Runtime polymorphism isn't what im looking for.
Then why do you need a common base class. I'm having more and more
difficulty understanding what you are asking for.
I think this other type of inheritance is the most useful type of all.
Just to make clear what I mean. In java the keyword interface is
heavily used.
Not in well written Java. When I worked in Java, we found that we
almost always needed an abstract base class to define a conceptual
interface, and not what Java calls an interface. (This may have
changed
since, of course. Java's still pretty unstable.)
In c++ we do it by abstract base classes. By publicly inheriting these
kinds of classes we only inherit the interface, and no implementation.
Right. That's what polymorphism is all about. Programming against an
interface, without knowing what's behind it.

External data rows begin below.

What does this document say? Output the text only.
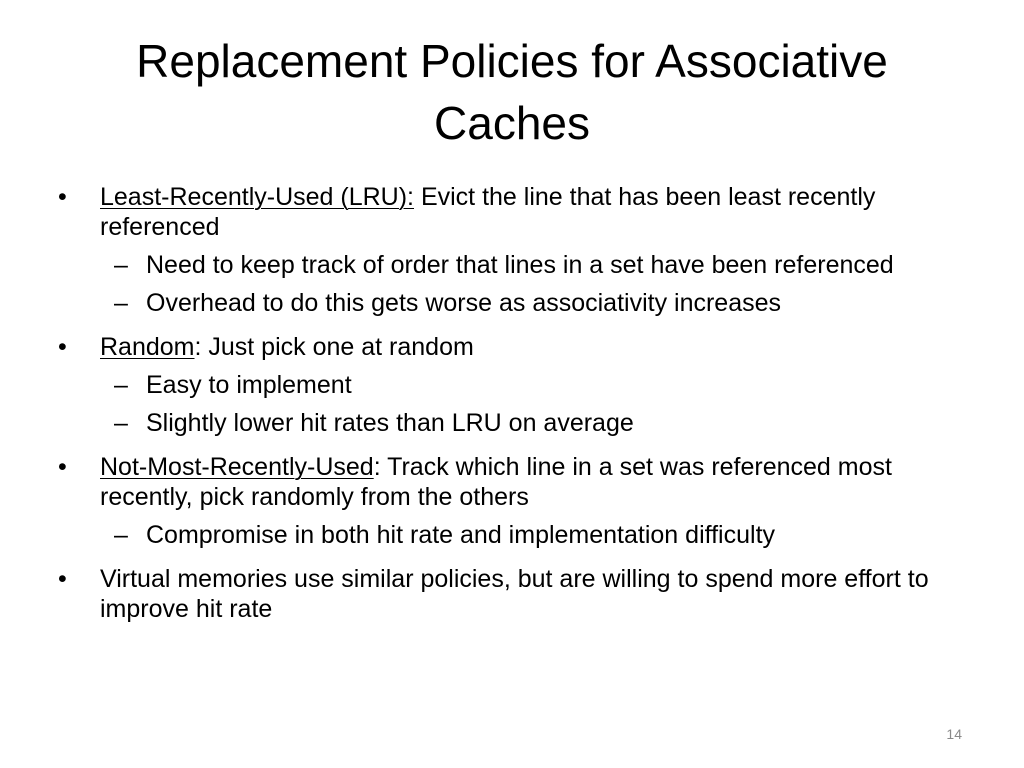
Replacement Policies for Associative Caches
•	Least-Recently-Used (LRU): Evict the line that has been least recently referenced
– Need to keep track of order that lines in a set have been referenced
– Overhead to do this gets worse as associativity increases
•	Random: Just pick one at random
– Easy to implement
– Slightly lower hit rates than LRU on average
•	Not-Most-Recently-Used: Track which line in a set was referenced most recently, pick randomly from the others
– Compromise in both hit rate and implementation difficulty
•	Virtual memories use similar policies, but are willing to spend more effort to improve hit rate
14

(To reuse any implementation it is considered better to use
aggregation or protected inheritance anyway). We use objects thru
their abstract interface and we only commit to the smallest interface
we can. As in;
//Pseudo code..
Class Phil : public WorkerABI, public BeerDrinkerABI {...}
Class Joe : public WorkerABI, public BeerDrinkerABI {...}
...
If(!weekend) {
WorkerAbstarctBase aPtr1 * = new Phil();
aPtr1.work();
aPtr1 = new Joe();
aPtr1.work();
}else {
BeerDrinkerAbstarctBase aPtr1 * = GetRandomBeerDrinker();
aPtr1.drink();
}
I'm not sure I understand this at all. What's the relationship between
WorkerABI and WorkerAbstarctBase, for example?
Well that might be a bad example but I need it that to answer your
question: "How can you enforce a common interface on a family of
classes by deriving them from an empty base class"
You've lost me once more. In C++, an "interface" is never empty. Even
a tagging interface will have a virtual destructor.
Well any class (Joe or Phil) that want to belong to the family of
workers or beer drinkers has to publicly derive from the abstract base
WorkerABI or BeerDrinkerABI. If it didn't the above code would not
compile. That's because I use the object by an abstract base class
pointer. That is how I can enforce the interface of object of the same
family.
I hope that made some sense.
Not much. If WorkerABI is empty, then you still have to somehow find
out whether you have a Joe or a Phil, and use static_cast to get a
pointer to which ever one you want. If WorkerABI is just a tagging
interface, it would still be preferable to give it a virtual
destructor,
and use dynamic_cast to get the correct type. And tagging interfaces
are (or should be) fairly exceptional; in the normal case, WorkerABI
will have a whole set of pure virtual functions, and the user code will
only use these, and never know or care what the actual type is.